Sostenere, così come fa la difesa, che i piccioni siano «prede naturali del pesce siluro», è argomento «che elude la ratio della norma in contestazione, come se fosse la natura di preda a determinare la legittimità del suo utilizzo, e in ultima analisi del suo “sacrificio”, per finalità assolutamente non necessarie rispetto allo scopo dell’attività amatoriale praticata che preveda la cattura del predatore».

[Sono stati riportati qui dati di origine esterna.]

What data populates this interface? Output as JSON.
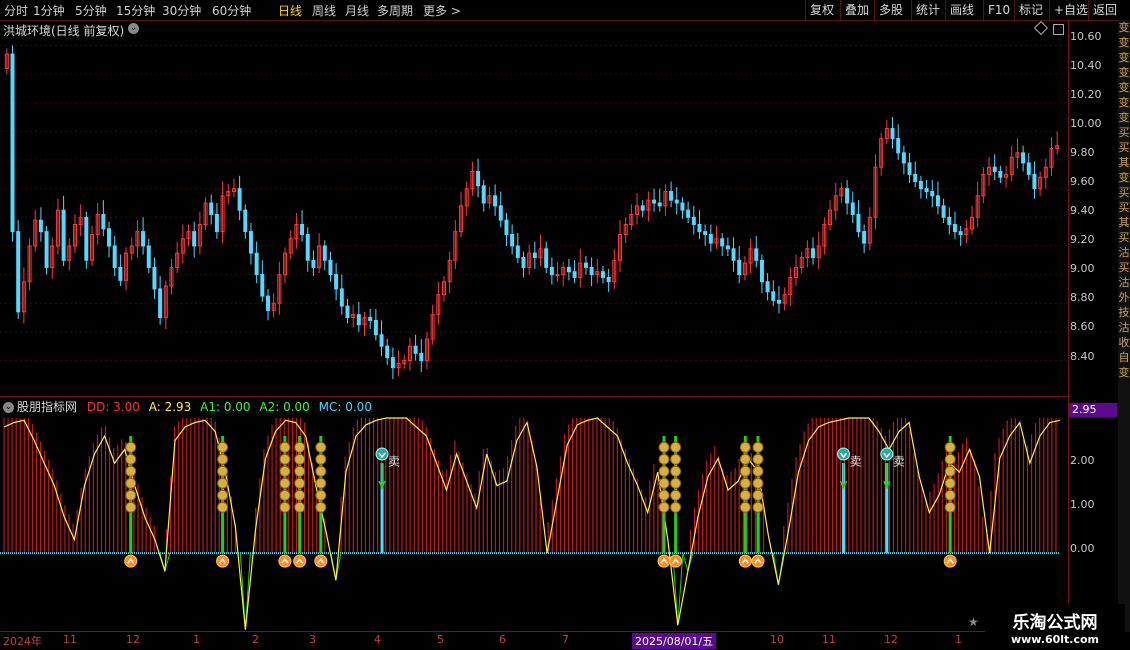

La Corte d’appello, ha basato correttamente la sua decisione sulla considerazione che le condotte degli imputati hanno determinato «rilevanti sofferenze», senza il requisito della necessità. La pesca, e anche quella del pesce siluro, si può comunque praticare con le esche di uso comune, animaletti o pezzetti di carne o di altri organi animali, sostanze diverse o anche oggetti luccicanti, senza che ci sia l’esigenza di fare ricorso ai piccioni, che di certo, «non facendo parte del suo naturale habitat, non costituiscono le uniche prede di un animale ricompreso nella categoria dei pesci, sia pure di acqua dolce e che invece sono stati in tal modo sottoposti a condizioni insopportabili per le loro attitudini etologiche». Seviziare piccioni vivi per pescare il Silur, ello, osserva Giovanni D'Agata, presidente dello “Sportello dei Diritti”, è un’idea piuttosto bislacca, ma soprattutto crudele. Integra il reato di maltrattamento di animali, con l’aggravante della morte (art. 544 ter cod. pen.). Non c’è davvero limite alla stupidità umana.